Three to four times a year, I make a work pilgrimage to Southern France. Located in the hills south of the alps is where we are building a new plant. Almost every time that we make this trip, the preferred place to stay during our time in France is the town of Aix-En-Provence, well known for the landscapes and focal point for many impressionist painters.
Today Aix En Provence is the known as the judiciary city of this area of Southern France, as well as a major arts town for college bound students. Aix forms an interesting mix of a fairly young population, old architecture, and a travel destination for many foreign travelers. Since I do spend a lot of time in Aix, I've gotten to know it fairly well over the past few years.
If you goal is to purely visit Aix, then you'll want to get there by one of two methods. France's high speed train system, the TGV, stops about 10-15 minutes outside of the city at the Aix TGV Station. Your other option is to make use of the Marseille Airport, which is my preferred option. Both the airport and the TGV station are serviced by the same bus. Extra buses run to the TGV station, but you can easily grab a bus from the airport every 30 minutes. If you plan to visit more than just Aix, you may want to rent a car. In this case, I suggest going to the airport where rental cars are available.
Once arriving in Aix by bus or other means, you'll want to get settled in. The city boasts many options for lodging. Personally my preferred place to stay is the Renaissance Hotel, this is pretty much the only major hotel chain located in the center of the city. Other options exist outside the city for major chains, but are rarely have easy access to downtown where most people would like to explore. If you don't mind giving up your hotel points, there are some small boutique hotels to try.
I often stay at the Hotel Rotonde when my first option is too expensive. Hotel Rotonde is small, and wouldn't be a good option normally in my opinion. The problems start with cleaning staff who rarely are consistent on the way rooms are cleaned, or even if you get soap refilled. Secondly, and my most major grip, is that you are required to leave your room key with the front desk... though they ask for no identification when you return and ask for the key... this doesn't make me exactly feel safe about my belongings in the room. One the positive side, there is a breakfast setup every morning in the lobby.
If any of this doesn't sound appealing, there is another option in the Hotel des Augustines, which is a converted chapel. Personally I have not stayed here, but I will consider it on my next visit since the Rotonde has not been a good experience lately. Hotel des Augustines is a place many of my co-workers stay at and with the old stonework throughout the building, it is supposed to be a beautiful place to stay inside and out.
Downtown Aix is beautiful, starting at the main roundabout at the center of the city. A huge fountain graces the center of the roundabout, while busy this fountain looks amazing during the winter when water is replaced by Christmas lights mimicking the flow of water.
Surrounding the fountain is a plethora of restaurants. The French are well known for their food, and with good reason, it is incredible. Almost any option is offered in this area. Explore the side streets and alleys here as they continue on like a labyrinth, continuing off in all directions, but still full of shops and restaurants. From hamburgers in crepes, to tapas, to pizza, just walk in any direction to find amazing food.

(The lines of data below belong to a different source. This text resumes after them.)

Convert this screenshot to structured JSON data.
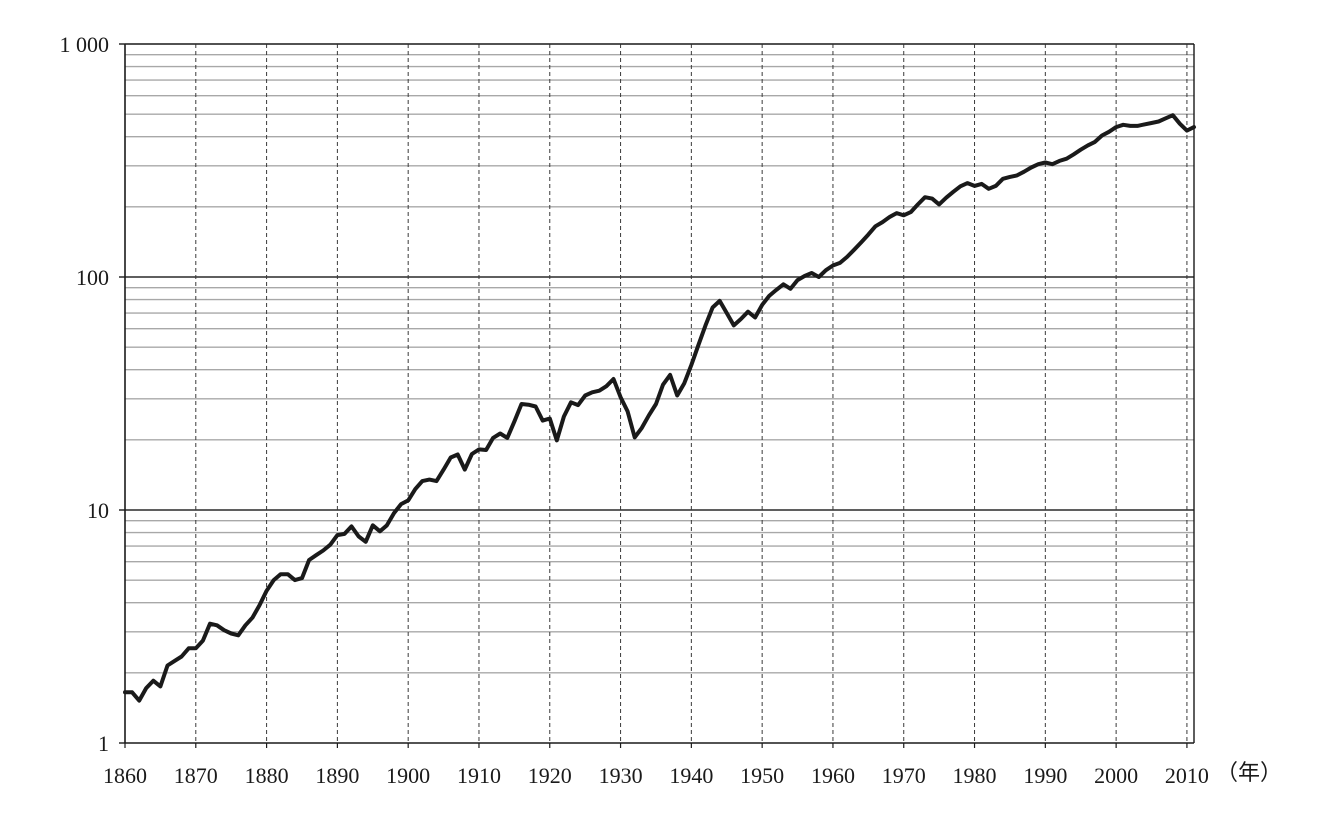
{
  "chart_data": {
    "type": "line",
    "title": "",
    "xlabel": "",
    "ylabel": "",
    "x_unit_label": "（年）",
    "yscale": "log",
    "xlim": [
      1860,
      2011
    ],
    "ylim": [
      1,
      1000
    ],
    "grid": true,
    "line_color": "#1a1a1a",
    "xticks": [
      1860,
      1870,
      1880,
      1890,
      1900,
      1910,
      1920,
      1930,
      1940,
      1950,
      1960,
      1970,
      1980,
      1990,
      2000,
      2010
    ],
    "xtick_labels": [
      "1860",
      "1870",
      "1880",
      "1890",
      "1900",
      "1910",
      "1920",
      "1930",
      "1940",
      "1950",
      "1960",
      "1970",
      "1980",
      "1990",
      "2000",
      "2010"
    ],
    "yticks": [
      1,
      10,
      100,
      1000
    ],
    "ytick_labels": [
      "1",
      "10",
      "100",
      "1 000"
    ],
    "series": [
      {
        "x": [
          1860,
          1861,
          1862,
          1863,
          1864,
          1865,
          1866,
          1867,
          1868,
          1869,
          1870,
          1871,
          1872,
          1873,
          1874,
          1875,
          1876,
          1877,
          1878,
          1879,
          1880,
          1881,
          1882,
          1883,
          1884,
          1885,
          1886,
          1887,
          1888,
          1889,
          1890,
          1891,
          1892,
          1893,
          1894,
          1895,
          1896,
          1897,
          1898,
          1899,
          1900,
          1901,
          1902,
          1903,
          1904,
          1905,
          1906,
          1907,
          1908,
          1909,
          1910,
          1911,
          1912,
          1913,
          1914,
          1915,
          1916,
          1917,
          1918,
          1919,
          1920,
          1921,
          1922,
          1923,
          1924,
          1925,
          1926,
          1927,
          1928,
          1929,
          1930,
          1931,
          1932,
          1933,
          1934,
          1935,
          1936,
          1937,
          1938,
          1939,
          1940,
          1941,
          1942,
          1943,
          1944,
          1945,
          1946,
          1947,
          1948,
          1949,
          1950,
          1951,
          1952,
          1953,
          1954,
          1955,
          1956,
          1957,
          1958,
          1959,
          1960,
          1961,
          1962,
          1963,
          1964,
          1965,
          1966,
          1967,
          1968,
          1969,
          1970,
          1971,
          1972,
          1973,
          1974,
          1975,
          1976,
          1977,
          1978,
          1979,
          1980,
          1981,
          1982,
          1983,
          1984,
          1985,
          1986,
          1987,
          1988,
          1989,
          1990,
          1991,
          1992,
          1993,
          1994,
          1995,
          1996,
          1997,
          1998,
          1999,
          2000,
          2001,
          2002,
          2003,
          2004,
          2005,
          2006,
          2007,
          2008,
          2009,
          2010,
          2011
        ],
        "values": [
          1.65,
          1.65,
          1.52,
          1.72,
          1.85,
          1.75,
          2.15,
          2.25,
          2.35,
          2.55,
          2.55,
          2.75,
          3.25,
          3.2,
          3.05,
          2.95,
          2.9,
          3.2,
          3.45,
          3.9,
          4.5,
          5.0,
          5.3,
          5.3,
          5.0,
          5.1,
          6.1,
          6.4,
          6.7,
          7.1,
          7.8,
          7.9,
          8.5,
          7.7,
          7.3,
          8.6,
          8.1,
          8.6,
          9.7,
          10.6,
          11.0,
          12.3,
          13.3,
          13.5,
          13.3,
          14.9,
          16.8,
          17.3,
          14.9,
          17.4,
          18.2,
          18.1,
          20.4,
          21.3,
          20.4,
          24.0,
          28.5,
          28.3,
          27.8,
          24.2,
          24.7,
          19.9,
          25.2,
          29.0,
          28.2,
          31.0,
          32.0,
          32.5,
          34.0,
          36.5,
          30.5,
          26.5,
          20.5,
          22.5,
          25.5,
          28.5,
          34.5,
          38.0,
          31.0,
          35.0,
          42.0,
          51.0,
          62.0,
          74.0,
          79.0,
          70.0,
          62.0,
          66.0,
          71.0,
          67.0,
          76.0,
          83.0,
          88.0,
          93.0,
          89.0,
          97.0,
          101.0,
          104.0,
          100.0,
          107.0,
          112.0,
          115.0,
          122.0,
          131.0,
          141.0,
          152.0,
          165.0,
          172.0,
          181.0,
          188.0,
          184.0,
          190.0,
          205.0,
          220.0,
          217.0,
          205.0,
          219.0,
          232.0,
          245.0,
          253.0,
          246.0,
          251.0,
          239.0,
          246.0,
          264.0,
          269.0,
          273.0,
          283.0,
          295.0,
          305.0,
          310.0,
          305.0,
          315.0,
          322.0,
          336.0,
          352.0,
          367.0,
          380.0,
          405.0,
          420.0,
          440.0,
          450.0,
          445.0,
          445.0,
          452.0,
          458.0,
          465.0,
          480.0,
          495.0,
          455.0,
          425.0,
          440.0
        ]
      }
    ]
  }
}
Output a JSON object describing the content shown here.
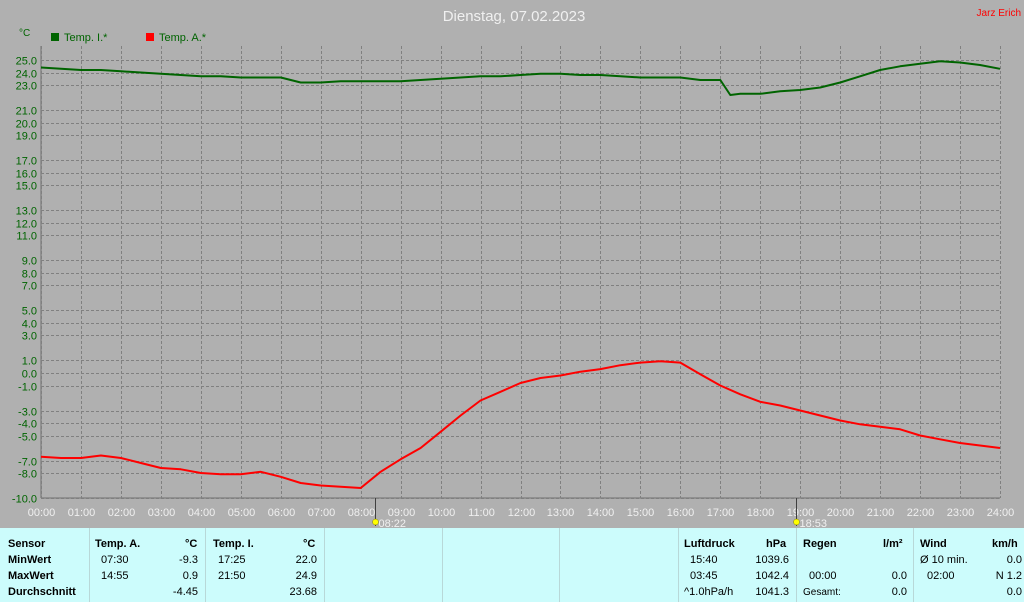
{
  "header": {
    "title": "Dienstag, 07.02.2023",
    "author": "Jarz Erich",
    "unit": "°C"
  },
  "colors": {
    "inside": "#006400",
    "outside": "#ff0000",
    "background": "#b0b0b0",
    "panel": "#ccfcfc"
  },
  "chart_data": {
    "type": "line",
    "title": "Dienstag, 07.02.2023",
    "ylabel": "°C",
    "ylim": [
      -10,
      26
    ],
    "y_scale": "nonlinear (denser above 0)",
    "grid": true,
    "legend_position": "top-left",
    "yticks": [
      25.0,
      24.0,
      23.0,
      21.0,
      20.0,
      19.0,
      17.0,
      16.0,
      15.0,
      13.0,
      12.0,
      11.0,
      9.0,
      8.0,
      7.0,
      5.0,
      4.0,
      3.0,
      1.0,
      0.0,
      -1.0,
      -3.0,
      -4.0,
      -5.0,
      -7.0,
      -8.0,
      -10.0
    ],
    "ytick_labels": [
      "25.0",
      "24.0",
      "23.0",
      "21.0",
      "20.0",
      "19.0",
      "17.0",
      "16.0",
      "15.0",
      "13.0",
      "12.0",
      "11.0",
      "9.0",
      "8.0",
      "7.0",
      "5.0",
      "4.0",
      "3.0",
      "1.0",
      "0.0",
      "-1.0",
      "-3.0",
      "-4.0",
      "-5.0",
      "-7.0",
      "-8.0",
      "-10.0"
    ],
    "xticks": [
      "00:00",
      "01:00",
      "02:00",
      "03:00",
      "04:00",
      "05:00",
      "06:00",
      "07:00",
      "08:00",
      "09:00",
      "10:00",
      "11:00",
      "12:00",
      "13:00",
      "14:00",
      "15:00",
      "16:00",
      "17:00",
      "18:00",
      "19:00",
      "20:00",
      "21:00",
      "22:00",
      "23:00",
      "24:00"
    ],
    "x_markers": [
      {
        "time": "08:22",
        "label": "08:22"
      },
      {
        "time": "18:53",
        "label": "18:53"
      }
    ],
    "series": [
      {
        "name": "Temp. I.*",
        "x": [
          0,
          0.5,
          1,
          1.5,
          2,
          2.5,
          3,
          3.5,
          4,
          4.5,
          5,
          5.5,
          6,
          6.5,
          7,
          7.5,
          8,
          8.5,
          9,
          9.5,
          10,
          10.5,
          11,
          11.5,
          12,
          12.5,
          13,
          13.5,
          14,
          14.5,
          15,
          15.5,
          16,
          16.5,
          17,
          17.25,
          17.5,
          18,
          18.5,
          19,
          19.5,
          20,
          20.5,
          21,
          21.5,
          22,
          22.5,
          23,
          23.5,
          24
        ],
        "values": [
          24.4,
          24.3,
          24.2,
          24.2,
          24.1,
          24.0,
          23.9,
          23.8,
          23.7,
          23.7,
          23.6,
          23.6,
          23.6,
          23.2,
          23.2,
          23.3,
          23.3,
          23.3,
          23.3,
          23.4,
          23.5,
          23.6,
          23.7,
          23.7,
          23.8,
          23.9,
          23.9,
          23.8,
          23.8,
          23.7,
          23.6,
          23.6,
          23.6,
          23.4,
          23.4,
          22.2,
          22.3,
          22.3,
          22.5,
          22.6,
          22.8,
          23.2,
          23.7,
          24.2,
          24.5,
          24.7,
          24.9,
          24.8,
          24.6,
          24.3
        ]
      },
      {
        "name": "Temp. A.*",
        "x": [
          0,
          0.5,
          1,
          1.5,
          2,
          2.5,
          3,
          3.5,
          4,
          4.5,
          5,
          5.5,
          6,
          6.5,
          7,
          7.5,
          8,
          8.5,
          9,
          9.5,
          10,
          10.5,
          11,
          11.5,
          12,
          12.5,
          13,
          13.5,
          14,
          14.5,
          15,
          15.5,
          16,
          16.5,
          17,
          17.5,
          18,
          18.5,
          19,
          19.5,
          20,
          20.5,
          21,
          21.5,
          22,
          22.5,
          23,
          23.5,
          24
        ],
        "values": [
          -6.7,
          -6.8,
          -6.8,
          -6.6,
          -6.8,
          -7.2,
          -7.6,
          -7.7,
          -8.0,
          -8.1,
          -8.1,
          -7.9,
          -8.3,
          -8.8,
          -9.0,
          -9.1,
          -9.2,
          -7.9,
          -6.9,
          -6.0,
          -4.7,
          -3.4,
          -2.2,
          -1.5,
          -0.8,
          -0.4,
          -0.2,
          0.1,
          0.3,
          0.6,
          0.8,
          0.9,
          0.8,
          -0.1,
          -1.0,
          -1.7,
          -2.3,
          -2.6,
          -3.0,
          -3.4,
          -3.8,
          -4.1,
          -4.3,
          -4.5,
          -5.0,
          -5.3,
          -5.6,
          -5.8,
          -6.0
        ]
      }
    ]
  },
  "stats": {
    "sensor": {
      "header": "Sensor",
      "rows": [
        "MinWert",
        "MaxWert",
        "Durchschnitt"
      ]
    },
    "temp_a": {
      "header": "Temp. A.",
      "unit": "°C",
      "min_time": "07:30",
      "min_val": "-9.3",
      "max_time": "14:55",
      "max_val": "0.9",
      "avg": "-4.45"
    },
    "temp_i": {
      "header": "Temp. I.",
      "unit": "°C",
      "min_time": "17:25",
      "min_val": "22.0",
      "max_time": "21:50",
      "max_val": "24.9",
      "avg": "23.68"
    },
    "pressure": {
      "header": "Luftdruck",
      "unit": "hPa",
      "min_time": "15:40",
      "min_val": "1039.6",
      "max_time": "03:45",
      "max_val": "1042.4",
      "trend": "^1.0hPa/h",
      "current": "1041.3"
    },
    "rain": {
      "header": "Regen",
      "unit": "l/m²",
      "time": "00:00",
      "val": "0.0",
      "total_label": "Gesamt:",
      "total_val": "0.0",
      "row0_val": "0.0"
    },
    "wind": {
      "header": "Wind",
      "unit": "km/h",
      "avg_label": "Ø 10 min.",
      "avg_val": "0.0",
      "max_time": "02:00",
      "max_val": "N 1.2",
      "last_val": "0.0"
    }
  }
}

On the east side of the foutain is a street called Cours Mirabeau. During the evening hours, be sure to get there before 7pm though, the streets are lined with wooden booths where vendors sell anything from incredibly detailed chocolate, to Russian nesting dolls. This is where you can buy from local vendors, and some very unique items. Really this is the place to go at least one night to see all of the wares.
The 7pm thing has held very true over the many times I've visited. Now I tend to go around the winter, so I'm not sure if the longer days bring later hours, but almost every store is closed by 7pm. Grocery stores stay open a little later, but make sure you check the hours since these hours are nothing like what you would see in the United States. Restaurants are also open late as French dining is filled with conversation and often stretches more than 2 hours.
Aix promises an experience for any visitng southern France. Alps to the north, museums in the city, old arcitechture and amazing back street alleys. If you are thinking about southern France, make Aix a stop on the trip, or even the place you come back to every night.